Dude, Where’s Your Condom?

I dreaded it all weekend, but I broke down and went to the Vital Statistics/Department of Health office to get a copy of the middle girl’s long form birth certificate. The version I have, the less expensive one that fits in my wallet, doesn’t have parental information. In order for her to attend the school’s after care program, the long form is needed.

Normally this office is crowded, filled with loud, angry, impatient citizens. I haven’t had to come in person in years, and its procedures have changed dramatically. I was done in under an hour. A feat.

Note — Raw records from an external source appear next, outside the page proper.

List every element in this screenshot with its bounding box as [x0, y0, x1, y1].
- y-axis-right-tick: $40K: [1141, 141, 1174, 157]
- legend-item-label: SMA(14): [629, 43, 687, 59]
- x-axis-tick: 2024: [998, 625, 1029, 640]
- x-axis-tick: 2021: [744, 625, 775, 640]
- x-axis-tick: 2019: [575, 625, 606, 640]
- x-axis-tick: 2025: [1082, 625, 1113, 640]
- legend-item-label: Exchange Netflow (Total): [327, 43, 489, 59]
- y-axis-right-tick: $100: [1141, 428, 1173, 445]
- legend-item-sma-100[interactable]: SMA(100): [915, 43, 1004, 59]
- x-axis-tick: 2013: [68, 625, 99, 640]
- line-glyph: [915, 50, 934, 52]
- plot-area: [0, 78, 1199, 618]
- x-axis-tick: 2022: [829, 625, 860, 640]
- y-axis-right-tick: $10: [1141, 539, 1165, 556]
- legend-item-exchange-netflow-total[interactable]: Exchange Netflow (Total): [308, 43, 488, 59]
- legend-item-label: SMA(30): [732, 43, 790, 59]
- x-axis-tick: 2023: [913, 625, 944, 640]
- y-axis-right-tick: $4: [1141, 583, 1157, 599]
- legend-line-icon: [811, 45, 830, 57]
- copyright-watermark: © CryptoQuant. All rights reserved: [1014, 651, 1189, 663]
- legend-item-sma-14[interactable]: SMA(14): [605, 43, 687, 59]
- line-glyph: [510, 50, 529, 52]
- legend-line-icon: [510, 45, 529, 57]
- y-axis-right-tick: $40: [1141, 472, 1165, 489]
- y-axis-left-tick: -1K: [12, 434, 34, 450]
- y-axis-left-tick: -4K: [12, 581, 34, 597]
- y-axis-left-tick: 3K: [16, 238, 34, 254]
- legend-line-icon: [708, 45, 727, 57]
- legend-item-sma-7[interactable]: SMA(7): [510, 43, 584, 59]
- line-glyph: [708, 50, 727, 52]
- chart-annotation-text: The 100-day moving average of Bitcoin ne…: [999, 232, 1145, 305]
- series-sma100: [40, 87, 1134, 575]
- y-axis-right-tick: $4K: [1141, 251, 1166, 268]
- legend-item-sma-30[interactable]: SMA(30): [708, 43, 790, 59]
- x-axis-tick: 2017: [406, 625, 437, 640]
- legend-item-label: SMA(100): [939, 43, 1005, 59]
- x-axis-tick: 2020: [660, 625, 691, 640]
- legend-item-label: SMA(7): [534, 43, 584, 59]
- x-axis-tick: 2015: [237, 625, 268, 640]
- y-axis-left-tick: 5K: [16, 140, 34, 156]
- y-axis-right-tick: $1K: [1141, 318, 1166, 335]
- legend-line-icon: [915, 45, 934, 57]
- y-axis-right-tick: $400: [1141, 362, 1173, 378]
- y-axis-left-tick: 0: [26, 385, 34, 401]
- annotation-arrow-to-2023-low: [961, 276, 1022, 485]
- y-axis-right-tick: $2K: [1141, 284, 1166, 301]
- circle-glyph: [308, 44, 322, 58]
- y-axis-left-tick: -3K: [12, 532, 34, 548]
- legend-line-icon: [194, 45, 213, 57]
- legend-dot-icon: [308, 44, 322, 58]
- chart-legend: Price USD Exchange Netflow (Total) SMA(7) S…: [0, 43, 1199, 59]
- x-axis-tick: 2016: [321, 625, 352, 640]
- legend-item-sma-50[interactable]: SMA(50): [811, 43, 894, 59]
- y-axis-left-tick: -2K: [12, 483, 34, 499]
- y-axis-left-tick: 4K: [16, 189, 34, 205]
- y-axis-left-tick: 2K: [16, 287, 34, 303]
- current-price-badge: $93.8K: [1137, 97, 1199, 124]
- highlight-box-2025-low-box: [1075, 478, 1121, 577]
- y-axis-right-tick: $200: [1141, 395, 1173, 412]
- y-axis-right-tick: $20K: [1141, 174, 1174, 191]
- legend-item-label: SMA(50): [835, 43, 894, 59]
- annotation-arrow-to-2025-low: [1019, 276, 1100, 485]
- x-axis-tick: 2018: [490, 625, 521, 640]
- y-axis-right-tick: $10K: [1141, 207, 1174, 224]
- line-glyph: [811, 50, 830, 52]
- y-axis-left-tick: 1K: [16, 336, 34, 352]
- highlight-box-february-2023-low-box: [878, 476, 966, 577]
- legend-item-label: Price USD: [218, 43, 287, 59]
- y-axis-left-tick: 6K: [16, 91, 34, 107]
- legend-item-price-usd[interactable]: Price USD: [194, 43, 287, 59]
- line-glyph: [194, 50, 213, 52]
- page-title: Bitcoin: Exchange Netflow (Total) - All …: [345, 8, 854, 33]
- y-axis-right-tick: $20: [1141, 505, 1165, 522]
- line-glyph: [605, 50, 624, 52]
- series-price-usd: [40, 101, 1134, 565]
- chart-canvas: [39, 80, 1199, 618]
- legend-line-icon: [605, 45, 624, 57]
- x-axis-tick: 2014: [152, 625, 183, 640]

Here is my first encounter:

Security Guard (SG): Fill this out over there and bring it back here.
(I walk away, fill it out and return. The security guard and another woman are arguing).
SG: If I said it, I’d tell you I said it. But I ain’t say it. So she’s a liar and you stupid for listening to her lies.
Other woman: I’m just saying what she said you said.
SG: And if I’da wanted to say that I’d have told it straight to you. Oh my God (to me): You can have a seat. I gotta get me some water. This heifer lying on me, got me all frazzled, done shook my sugar.

As I was leaving:

DOH employee: Miss? Did you get some pamphlets on free health care and grab a few condoms?
Me: Oh, I don’t need any, thanks.
Her: WHAT?! You have to be safe. You always need condoms. Here, take some. Educate yourself.
Me: I’m married.
Her: And? What happens when you go out?
Me: (confused) When I go out?
Her: (exasperated) Yes, when you go to the club and you meet somebody. You will NEED a condom.
Me: Oh. Well, yeah, I guess if I slept around when I went to the club, evidently without my husband, I would. But I’m good, thanks.
Her: Humph (Giving me the “Yup, you’re gonna have VD in a week for sure” face).